Wednesday, October 21, 2009
One Line Wednesdays, The Modified Version
If I knew the best way to extract oil from an African Locust bean, how to seal off brass andirons, or happened to have any homemade Gothic furniture laying about, I'd be, quite literally, in business.
Don’t you just want to read on? Aren’t you wondering what kind of business would demand such knowledge? More pressingly, why would a freelance-writing art teacher lament the lack of such a diverse skill set? And what is an African Locust bean, anyway?
If this were a typical post, I’d have to give a blow by blow of how these gaps in my general knowledge have become an economic obstacle. A normal post would, likewise, require an detailing of my encounter with the African Locust bean. Most tediously, an ordinary post would call upon me to weave the entire assemblage together into some sort of witty observation about life, business, or Gothic styling.
But not today. Not on One Line Wednesday. No, on One Line Wednesday, vagueness, brevity, and misdirection are the order of the day--at least for a few hours. One Line Wednesday is still a simple celebration of the single good line, but my readers--read my husband and Jen--demanded a change in format wherein I return at the end of the day and explain the origin of my line. My husband claims I'm robbing my readers of the opportunity to see how I take something mundane and make it sound epic, which he claims is one of my mad skills, but the bottom line is that he can't handle the curiosity. Jen says the whole thing would serve as a sort of writer's workshop for her.
So I will post a simple explanation of the events inspiring my line this evening.
If you're new to One Line Wednesday, here’s the lowdown: Each week, I’ll get things started with the single best line I’ve managed to craft in the intervening seven days. Each week there’ll also be one of those cool Mr. Linky widgits that you see below (just click it, It works. Really). That’s where you leave a link to your one line post. Even though I'm now required to explain my line, you need not feel any pressure of further explanation. There's no need to worry if your words are “going anywhere.” No of the tricky transitions or epic endings one might expect in traditional prose. Your line can be about anything, as clear or cryptic as you’d like, and who knows—maybe even be true!

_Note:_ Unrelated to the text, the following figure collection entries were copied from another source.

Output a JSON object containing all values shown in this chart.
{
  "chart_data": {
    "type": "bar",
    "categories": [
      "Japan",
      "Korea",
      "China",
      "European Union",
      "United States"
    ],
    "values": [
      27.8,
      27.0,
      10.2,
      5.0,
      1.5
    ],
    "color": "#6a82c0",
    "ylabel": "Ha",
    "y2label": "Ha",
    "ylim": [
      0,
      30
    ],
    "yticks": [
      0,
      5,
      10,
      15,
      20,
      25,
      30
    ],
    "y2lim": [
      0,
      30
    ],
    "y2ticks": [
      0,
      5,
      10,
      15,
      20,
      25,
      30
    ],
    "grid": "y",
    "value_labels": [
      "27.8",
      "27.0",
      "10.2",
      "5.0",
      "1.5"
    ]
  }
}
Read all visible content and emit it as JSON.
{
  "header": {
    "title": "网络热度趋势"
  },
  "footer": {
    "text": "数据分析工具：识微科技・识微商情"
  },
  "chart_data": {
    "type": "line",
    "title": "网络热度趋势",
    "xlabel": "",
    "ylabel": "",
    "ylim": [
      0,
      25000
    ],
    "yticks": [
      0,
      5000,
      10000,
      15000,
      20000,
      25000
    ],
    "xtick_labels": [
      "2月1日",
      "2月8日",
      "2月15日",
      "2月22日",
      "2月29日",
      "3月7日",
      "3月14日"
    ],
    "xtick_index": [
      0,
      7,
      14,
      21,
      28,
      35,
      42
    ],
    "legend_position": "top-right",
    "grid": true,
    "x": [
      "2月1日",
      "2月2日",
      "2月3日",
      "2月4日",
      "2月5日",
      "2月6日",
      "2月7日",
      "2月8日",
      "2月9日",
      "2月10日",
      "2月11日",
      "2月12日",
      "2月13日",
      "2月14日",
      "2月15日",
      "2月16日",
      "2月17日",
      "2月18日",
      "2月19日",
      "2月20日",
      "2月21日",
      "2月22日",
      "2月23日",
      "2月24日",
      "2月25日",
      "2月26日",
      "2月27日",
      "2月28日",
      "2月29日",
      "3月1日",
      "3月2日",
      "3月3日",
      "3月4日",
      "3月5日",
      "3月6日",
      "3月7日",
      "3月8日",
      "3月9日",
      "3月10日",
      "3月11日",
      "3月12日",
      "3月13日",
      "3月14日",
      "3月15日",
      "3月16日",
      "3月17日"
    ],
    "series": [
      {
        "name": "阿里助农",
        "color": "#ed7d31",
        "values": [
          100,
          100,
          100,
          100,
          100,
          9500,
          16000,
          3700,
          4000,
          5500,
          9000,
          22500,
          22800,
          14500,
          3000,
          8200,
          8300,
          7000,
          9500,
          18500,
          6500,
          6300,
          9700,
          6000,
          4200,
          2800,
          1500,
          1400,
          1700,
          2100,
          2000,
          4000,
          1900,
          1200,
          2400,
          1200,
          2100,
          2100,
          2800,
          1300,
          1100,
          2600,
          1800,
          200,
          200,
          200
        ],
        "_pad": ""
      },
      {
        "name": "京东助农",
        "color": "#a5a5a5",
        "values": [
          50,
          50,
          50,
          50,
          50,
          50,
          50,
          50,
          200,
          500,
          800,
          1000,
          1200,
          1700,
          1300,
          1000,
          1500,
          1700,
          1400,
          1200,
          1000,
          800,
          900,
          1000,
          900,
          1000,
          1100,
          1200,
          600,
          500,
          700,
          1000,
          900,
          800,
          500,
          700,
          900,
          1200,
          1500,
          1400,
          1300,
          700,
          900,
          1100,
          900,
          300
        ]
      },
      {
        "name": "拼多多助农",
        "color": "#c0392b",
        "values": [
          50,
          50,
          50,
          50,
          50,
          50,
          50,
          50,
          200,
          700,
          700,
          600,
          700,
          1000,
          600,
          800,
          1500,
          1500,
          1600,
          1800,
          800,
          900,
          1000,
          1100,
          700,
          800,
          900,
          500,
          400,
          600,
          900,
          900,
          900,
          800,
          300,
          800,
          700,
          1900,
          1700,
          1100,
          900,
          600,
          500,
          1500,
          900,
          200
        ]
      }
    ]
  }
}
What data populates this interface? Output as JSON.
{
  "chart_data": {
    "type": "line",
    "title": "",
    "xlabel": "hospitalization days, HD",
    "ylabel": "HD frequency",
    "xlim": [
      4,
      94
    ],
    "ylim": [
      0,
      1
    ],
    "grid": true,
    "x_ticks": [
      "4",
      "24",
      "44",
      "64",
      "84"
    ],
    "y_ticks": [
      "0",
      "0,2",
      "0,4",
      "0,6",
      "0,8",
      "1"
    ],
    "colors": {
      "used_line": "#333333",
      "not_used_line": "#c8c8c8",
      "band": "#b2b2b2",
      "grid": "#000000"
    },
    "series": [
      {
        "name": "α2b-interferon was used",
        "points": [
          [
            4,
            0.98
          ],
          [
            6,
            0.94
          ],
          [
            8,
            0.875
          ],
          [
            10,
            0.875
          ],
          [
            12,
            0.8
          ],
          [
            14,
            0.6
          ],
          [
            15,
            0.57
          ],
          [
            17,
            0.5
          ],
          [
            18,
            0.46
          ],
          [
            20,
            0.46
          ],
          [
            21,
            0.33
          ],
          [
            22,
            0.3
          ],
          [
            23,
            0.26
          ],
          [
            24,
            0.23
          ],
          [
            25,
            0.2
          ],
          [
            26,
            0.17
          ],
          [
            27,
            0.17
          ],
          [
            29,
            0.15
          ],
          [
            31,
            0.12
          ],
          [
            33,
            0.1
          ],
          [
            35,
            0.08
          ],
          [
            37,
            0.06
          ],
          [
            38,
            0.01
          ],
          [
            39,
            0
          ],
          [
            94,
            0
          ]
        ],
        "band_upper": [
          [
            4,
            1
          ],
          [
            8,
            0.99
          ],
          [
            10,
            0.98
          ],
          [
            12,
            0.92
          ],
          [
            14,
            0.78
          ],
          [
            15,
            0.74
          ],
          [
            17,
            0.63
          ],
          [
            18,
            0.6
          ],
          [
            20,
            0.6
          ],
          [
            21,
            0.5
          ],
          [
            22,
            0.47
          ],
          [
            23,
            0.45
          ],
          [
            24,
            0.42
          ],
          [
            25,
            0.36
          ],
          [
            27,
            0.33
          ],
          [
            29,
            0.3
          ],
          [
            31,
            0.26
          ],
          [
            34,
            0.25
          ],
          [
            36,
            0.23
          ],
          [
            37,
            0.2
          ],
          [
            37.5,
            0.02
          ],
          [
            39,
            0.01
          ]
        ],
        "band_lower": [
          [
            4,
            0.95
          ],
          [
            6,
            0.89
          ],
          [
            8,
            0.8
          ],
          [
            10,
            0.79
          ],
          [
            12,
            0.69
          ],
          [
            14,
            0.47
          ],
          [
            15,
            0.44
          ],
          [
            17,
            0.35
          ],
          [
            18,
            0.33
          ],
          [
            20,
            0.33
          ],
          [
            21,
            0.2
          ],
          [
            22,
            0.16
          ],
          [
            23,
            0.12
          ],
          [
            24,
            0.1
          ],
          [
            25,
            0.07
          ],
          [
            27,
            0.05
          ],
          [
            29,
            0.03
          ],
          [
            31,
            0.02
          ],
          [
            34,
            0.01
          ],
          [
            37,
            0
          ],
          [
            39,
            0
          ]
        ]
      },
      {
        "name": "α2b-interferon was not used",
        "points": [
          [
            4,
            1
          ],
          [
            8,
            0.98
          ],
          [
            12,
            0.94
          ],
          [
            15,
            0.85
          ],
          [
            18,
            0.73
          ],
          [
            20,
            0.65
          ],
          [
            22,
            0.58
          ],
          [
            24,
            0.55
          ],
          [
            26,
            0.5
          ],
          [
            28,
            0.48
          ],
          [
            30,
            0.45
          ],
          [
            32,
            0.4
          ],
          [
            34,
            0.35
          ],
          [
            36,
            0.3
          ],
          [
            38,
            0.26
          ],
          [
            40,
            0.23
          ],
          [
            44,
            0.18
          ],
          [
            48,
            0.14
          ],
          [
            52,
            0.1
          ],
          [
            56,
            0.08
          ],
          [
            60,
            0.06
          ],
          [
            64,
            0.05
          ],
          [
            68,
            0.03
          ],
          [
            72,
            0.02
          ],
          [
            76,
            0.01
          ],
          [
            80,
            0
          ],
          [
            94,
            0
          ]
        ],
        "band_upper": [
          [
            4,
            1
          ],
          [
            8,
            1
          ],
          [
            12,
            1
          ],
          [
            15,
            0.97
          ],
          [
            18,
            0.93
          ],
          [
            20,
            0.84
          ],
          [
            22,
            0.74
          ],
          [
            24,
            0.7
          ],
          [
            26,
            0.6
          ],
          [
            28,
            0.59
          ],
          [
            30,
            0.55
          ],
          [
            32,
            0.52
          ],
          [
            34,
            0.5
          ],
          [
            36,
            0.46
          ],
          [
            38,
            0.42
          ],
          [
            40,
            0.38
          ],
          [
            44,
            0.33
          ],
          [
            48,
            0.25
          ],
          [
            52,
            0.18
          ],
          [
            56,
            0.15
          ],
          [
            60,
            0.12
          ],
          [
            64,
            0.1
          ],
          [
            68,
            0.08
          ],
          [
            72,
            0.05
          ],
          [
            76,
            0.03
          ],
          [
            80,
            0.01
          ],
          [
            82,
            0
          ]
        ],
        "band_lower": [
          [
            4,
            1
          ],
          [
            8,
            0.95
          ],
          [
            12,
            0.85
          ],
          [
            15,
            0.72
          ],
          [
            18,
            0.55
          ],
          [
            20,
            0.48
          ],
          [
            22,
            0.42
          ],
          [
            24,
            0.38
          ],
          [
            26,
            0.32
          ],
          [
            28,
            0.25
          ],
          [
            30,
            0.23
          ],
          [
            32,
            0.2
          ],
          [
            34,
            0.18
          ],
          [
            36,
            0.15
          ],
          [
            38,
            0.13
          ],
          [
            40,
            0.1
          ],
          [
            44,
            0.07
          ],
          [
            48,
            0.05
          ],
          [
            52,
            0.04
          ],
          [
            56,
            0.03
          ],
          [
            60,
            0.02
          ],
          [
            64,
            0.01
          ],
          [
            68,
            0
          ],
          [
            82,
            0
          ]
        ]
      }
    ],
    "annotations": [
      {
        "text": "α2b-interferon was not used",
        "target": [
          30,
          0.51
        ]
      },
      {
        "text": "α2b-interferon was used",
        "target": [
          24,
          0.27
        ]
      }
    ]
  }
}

If you have no blog, feel free to participate by just commenting as you would for a normal post. If you do have a blog, however, please mention that you are participating in One Line Wednesday, and add a hyperlink to this post. Feel free, also, to copy the official One Line Wednesday image at the opening of this post to illustrate yours, but that’s optional.
But don’t forget the most important thing—have a little low stress fun with the written word. I can’t wait to see what everyone comes up with!